The extreme bushfires were often uncontrollable and stretched the resources of state-based fire services, largely manned by volunteers.
The blazes occurred in Australia’s driest and hottest year on record, and followed a prolonged drought. Afterwards, some affected communities also faced intense storms and flooding.
What did the report say?
The Royal Commission into National Natural Disaster Arrangements called for better national co-ordination of responses to such events, calling for the federal government to take earlier intervention.
It warned of Australia’s “alarming” outlook in the coming decades, but that the damage would partly depend on how well authorities prepared.
The commissioners said that “compounding disasters” would become more common – where natural hazards such as fires, floods and storms happen simultaneously, or one after another.
“To properly manage natural disasters of national scale and consequence, it is no longer suitable or appropriate to assess disaster risk at an individual hazard,” they wrote.
“We must assess the risk of multiple hazard events occurring concurrently or consecutively.”

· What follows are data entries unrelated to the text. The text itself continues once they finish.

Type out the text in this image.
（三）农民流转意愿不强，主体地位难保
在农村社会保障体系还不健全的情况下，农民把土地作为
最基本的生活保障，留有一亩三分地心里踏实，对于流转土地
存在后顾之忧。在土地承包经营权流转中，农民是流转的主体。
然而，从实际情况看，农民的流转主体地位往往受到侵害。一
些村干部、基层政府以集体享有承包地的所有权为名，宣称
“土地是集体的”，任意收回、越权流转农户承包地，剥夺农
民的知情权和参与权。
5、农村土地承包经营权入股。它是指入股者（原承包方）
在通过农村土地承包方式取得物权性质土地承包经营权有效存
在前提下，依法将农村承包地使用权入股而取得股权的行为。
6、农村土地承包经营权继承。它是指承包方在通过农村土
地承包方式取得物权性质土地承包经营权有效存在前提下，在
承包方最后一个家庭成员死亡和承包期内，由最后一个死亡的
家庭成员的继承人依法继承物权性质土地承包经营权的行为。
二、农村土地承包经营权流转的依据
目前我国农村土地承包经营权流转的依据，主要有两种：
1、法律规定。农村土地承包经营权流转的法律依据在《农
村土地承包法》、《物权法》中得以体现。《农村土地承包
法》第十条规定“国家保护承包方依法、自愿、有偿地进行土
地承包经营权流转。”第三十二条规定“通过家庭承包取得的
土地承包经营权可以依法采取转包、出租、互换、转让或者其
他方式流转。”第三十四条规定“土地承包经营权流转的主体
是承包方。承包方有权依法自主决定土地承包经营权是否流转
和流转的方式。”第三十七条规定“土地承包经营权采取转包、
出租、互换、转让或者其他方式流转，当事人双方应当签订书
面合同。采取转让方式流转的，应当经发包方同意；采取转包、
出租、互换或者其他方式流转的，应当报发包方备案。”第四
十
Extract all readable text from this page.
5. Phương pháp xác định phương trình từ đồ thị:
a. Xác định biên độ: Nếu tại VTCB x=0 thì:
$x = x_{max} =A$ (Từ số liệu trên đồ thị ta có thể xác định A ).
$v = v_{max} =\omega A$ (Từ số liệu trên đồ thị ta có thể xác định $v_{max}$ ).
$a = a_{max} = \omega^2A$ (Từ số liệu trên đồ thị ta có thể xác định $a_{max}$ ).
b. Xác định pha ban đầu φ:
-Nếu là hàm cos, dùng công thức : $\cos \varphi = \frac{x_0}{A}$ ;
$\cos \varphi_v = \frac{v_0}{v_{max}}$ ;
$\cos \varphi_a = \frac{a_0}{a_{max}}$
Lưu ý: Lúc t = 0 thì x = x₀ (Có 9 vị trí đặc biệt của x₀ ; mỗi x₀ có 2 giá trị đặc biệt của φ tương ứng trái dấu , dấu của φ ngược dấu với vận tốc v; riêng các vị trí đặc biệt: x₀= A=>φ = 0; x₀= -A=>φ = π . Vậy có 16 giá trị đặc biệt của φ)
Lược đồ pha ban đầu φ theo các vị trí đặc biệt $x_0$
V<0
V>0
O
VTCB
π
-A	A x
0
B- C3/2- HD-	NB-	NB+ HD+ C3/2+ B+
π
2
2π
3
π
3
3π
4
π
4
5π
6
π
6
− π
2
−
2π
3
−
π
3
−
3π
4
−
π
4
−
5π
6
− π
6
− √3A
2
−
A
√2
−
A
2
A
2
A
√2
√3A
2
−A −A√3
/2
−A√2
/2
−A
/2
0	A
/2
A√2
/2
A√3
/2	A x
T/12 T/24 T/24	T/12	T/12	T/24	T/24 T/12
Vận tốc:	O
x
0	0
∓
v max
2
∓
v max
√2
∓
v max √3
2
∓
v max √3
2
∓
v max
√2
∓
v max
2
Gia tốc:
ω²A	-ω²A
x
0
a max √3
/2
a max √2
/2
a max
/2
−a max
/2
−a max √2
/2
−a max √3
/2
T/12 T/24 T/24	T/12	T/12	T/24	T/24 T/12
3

They said global warming would bring more disasters that were “national in scale and consequence”, adding that last summer had “provided only a glimpse of the types of events that Australia may face in the future.”
Some of the recommendations included:
- Introducing powers to declare a national state of emergency
- A better system for reporting climate data
- More resources for aerial firefighting and emergency warnings
- Nationally consistent guides to fire danger ratings and air quality monitoring.